Although the current political situation is fluid, as events continue to unfold following the assassination on July 7, Zanmi Lasante is committed to providing care to those who need it most, as clinicians and staff have done for nearly four decades. This is true, despite myriad obstacles—from fuel shortages and rampant inflation in the price of goods and services to gang violence and road blockages disrupting transportation of staff and patients.

Ongoing Care, for COVID-19 and Beyond 

While some small clinics and local hospitals have temporarily shut their doors, Zanmi Lasante facilities continue to accept patients. This is especially important considering a second wave of COVID-19 infections is impacting the Caribbean nation and vaccines have yet to become publicly available. The first 500,000 doses arrived in the country on July 14, all of which were donated by the United States through COVAX. Health care and frontline workers are anticipated to receive these first doses.
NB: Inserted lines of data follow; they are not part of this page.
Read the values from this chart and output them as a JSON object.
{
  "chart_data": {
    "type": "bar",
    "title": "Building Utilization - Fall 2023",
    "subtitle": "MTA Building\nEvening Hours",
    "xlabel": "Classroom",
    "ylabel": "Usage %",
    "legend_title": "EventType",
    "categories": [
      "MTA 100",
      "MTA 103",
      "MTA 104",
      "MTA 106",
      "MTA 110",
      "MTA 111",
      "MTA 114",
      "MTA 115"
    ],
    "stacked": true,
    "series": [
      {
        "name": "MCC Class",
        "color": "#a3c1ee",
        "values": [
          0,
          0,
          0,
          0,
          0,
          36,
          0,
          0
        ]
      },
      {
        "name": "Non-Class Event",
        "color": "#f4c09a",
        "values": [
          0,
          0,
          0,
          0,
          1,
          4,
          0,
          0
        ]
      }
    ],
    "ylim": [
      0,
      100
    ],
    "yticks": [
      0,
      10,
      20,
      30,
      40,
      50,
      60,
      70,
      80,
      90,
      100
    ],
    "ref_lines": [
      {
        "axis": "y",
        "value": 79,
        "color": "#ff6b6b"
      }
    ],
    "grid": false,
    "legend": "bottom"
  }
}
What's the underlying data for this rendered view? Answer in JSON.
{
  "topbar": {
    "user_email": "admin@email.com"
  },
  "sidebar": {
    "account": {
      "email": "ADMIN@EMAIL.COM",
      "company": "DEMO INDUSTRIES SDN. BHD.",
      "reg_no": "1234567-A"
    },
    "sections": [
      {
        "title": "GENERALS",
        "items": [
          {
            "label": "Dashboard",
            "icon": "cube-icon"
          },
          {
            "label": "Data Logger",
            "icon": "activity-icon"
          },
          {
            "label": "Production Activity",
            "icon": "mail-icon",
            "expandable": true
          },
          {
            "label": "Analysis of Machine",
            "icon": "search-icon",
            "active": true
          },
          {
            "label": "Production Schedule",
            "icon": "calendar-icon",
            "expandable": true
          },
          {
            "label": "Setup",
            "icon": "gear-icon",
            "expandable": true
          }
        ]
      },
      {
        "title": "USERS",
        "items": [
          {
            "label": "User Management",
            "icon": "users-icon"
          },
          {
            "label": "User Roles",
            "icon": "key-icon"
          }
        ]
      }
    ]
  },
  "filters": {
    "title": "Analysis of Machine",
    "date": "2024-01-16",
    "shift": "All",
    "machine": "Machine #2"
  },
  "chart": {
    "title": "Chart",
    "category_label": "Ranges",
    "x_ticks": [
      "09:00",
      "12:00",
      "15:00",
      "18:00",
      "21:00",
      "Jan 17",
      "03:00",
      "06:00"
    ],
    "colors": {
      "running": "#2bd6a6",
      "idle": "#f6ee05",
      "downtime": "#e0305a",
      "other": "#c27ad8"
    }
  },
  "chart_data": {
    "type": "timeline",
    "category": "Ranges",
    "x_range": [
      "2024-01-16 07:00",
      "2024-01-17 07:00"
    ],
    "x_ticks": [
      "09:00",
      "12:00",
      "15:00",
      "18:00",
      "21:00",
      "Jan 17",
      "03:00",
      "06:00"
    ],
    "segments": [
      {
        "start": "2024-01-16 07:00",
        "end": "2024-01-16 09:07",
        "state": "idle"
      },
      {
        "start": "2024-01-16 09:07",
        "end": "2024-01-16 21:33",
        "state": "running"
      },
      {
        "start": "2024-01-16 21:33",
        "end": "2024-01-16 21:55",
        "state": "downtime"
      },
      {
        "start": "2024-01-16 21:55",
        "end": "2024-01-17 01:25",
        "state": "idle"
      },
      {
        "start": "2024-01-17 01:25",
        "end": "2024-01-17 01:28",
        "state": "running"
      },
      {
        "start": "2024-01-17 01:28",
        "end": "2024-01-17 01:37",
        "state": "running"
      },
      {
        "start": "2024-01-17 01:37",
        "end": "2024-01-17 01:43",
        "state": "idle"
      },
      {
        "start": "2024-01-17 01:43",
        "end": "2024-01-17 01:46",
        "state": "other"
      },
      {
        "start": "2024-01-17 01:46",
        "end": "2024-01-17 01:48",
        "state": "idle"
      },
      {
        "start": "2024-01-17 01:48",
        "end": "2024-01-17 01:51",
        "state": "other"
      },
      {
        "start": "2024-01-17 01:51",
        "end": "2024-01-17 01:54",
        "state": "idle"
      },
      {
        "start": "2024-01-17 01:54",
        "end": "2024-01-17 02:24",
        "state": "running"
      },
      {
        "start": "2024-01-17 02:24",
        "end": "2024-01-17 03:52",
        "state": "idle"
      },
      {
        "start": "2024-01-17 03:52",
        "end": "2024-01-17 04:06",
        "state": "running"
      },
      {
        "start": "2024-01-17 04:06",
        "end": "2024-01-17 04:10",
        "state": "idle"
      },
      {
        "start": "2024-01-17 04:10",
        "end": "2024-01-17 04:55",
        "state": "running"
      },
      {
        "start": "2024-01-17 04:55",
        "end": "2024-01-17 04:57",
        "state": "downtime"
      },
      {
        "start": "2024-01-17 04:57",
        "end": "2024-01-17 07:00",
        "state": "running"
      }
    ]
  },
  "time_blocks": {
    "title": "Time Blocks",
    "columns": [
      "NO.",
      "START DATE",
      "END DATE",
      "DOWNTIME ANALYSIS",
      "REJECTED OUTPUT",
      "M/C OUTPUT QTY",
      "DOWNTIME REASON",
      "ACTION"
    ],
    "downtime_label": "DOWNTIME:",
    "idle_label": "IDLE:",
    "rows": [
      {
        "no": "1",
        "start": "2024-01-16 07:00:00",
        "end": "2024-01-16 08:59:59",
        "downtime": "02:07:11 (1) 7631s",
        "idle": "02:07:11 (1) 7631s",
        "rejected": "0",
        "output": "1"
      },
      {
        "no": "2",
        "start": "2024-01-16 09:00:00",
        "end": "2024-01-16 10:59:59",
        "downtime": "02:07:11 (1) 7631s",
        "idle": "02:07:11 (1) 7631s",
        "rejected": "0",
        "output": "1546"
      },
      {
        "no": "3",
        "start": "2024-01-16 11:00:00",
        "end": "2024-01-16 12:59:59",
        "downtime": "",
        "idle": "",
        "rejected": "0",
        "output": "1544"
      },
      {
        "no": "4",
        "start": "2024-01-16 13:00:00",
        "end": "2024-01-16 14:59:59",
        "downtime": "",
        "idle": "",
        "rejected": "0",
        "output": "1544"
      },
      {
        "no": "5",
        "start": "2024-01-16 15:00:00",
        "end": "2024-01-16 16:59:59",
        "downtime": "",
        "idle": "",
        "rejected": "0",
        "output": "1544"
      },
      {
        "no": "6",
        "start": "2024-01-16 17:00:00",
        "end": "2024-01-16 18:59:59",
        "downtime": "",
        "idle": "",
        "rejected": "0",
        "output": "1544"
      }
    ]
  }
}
However, Haiti needs many more vaccines for their population of 11.5 million, or approximately 7.7 million adults eligible to receive the COVID-19 vaccine, as do other low-income countries. Globally, less than 1% of people living in low and middle-income countries have received at least one dose of a COVID-19 vaccine compared to 50% of people in high-income countries amid a rapidly spreading Delta variant.

As they await vaccines, Zanmi Lasante staff across three sites—Hôpital Universitaire de Mirebalais, Hôpital Sainte-Thérèse in Hinche, and Hôpital Saint-Nicolas de Saint-Marc—are actively testing, isolating, and treating patients with some of the most severe cases of COVID-19 in the country. In addition, the team has tested more than 23,000 migrants at Belladere, a city along the border between Haiti and the Dominican Republic.

To meet the needs of patients, clinicians have worked around the clock for 18 months. Like patients, they need to rest too, which is why Zanmi Lasante is currently working to secure volunteer nurses, intensive care unit physicians, and pathologists from the U.S., who are expected for additional support. 

The global supply chain team continues to ensure necessary resources are available, such as oxygen, personal protective equipment, diagnostic tools, and pharmaceuticals. They do all this, despite constant challenges related to border closures and interruptions in the overall supply chain due to ongoing unrest and the pandemic.

While COVID-19 has the spotlight, patients seeking care for many health care needs continue to arrive at Zanmi Lasante-supported facilities. The team has consistently provided care and support to meet their needs—including malnutrition, cancer treatment, maternal and neonatal care, mental health, and social support—throughout the entirety of the pandemic. 

In 2020 alone, 6,300 children were treated for malnutrition, more than 700 patients received cancer treatment, and 1,500 people benefited from mental health services—to name several of many key areas of care. And at Hôpital Universitaire de Mirebalais, the innovative Journey to 9 maternal health program has enrolled 800 expectant mothers since it began in 2019, with 95% of women choosing to give birth at the facility, compared to a nationwide rate of 36%.

As new details continue to emerge every day, it is unclear what will happen next in Haiti, but one thing is certain: Zanmi Lasante’s gates will remain open, and the team will do whatever it takes to ensure the people of Haiti receive the support they need for COVID-19 and their health care needs.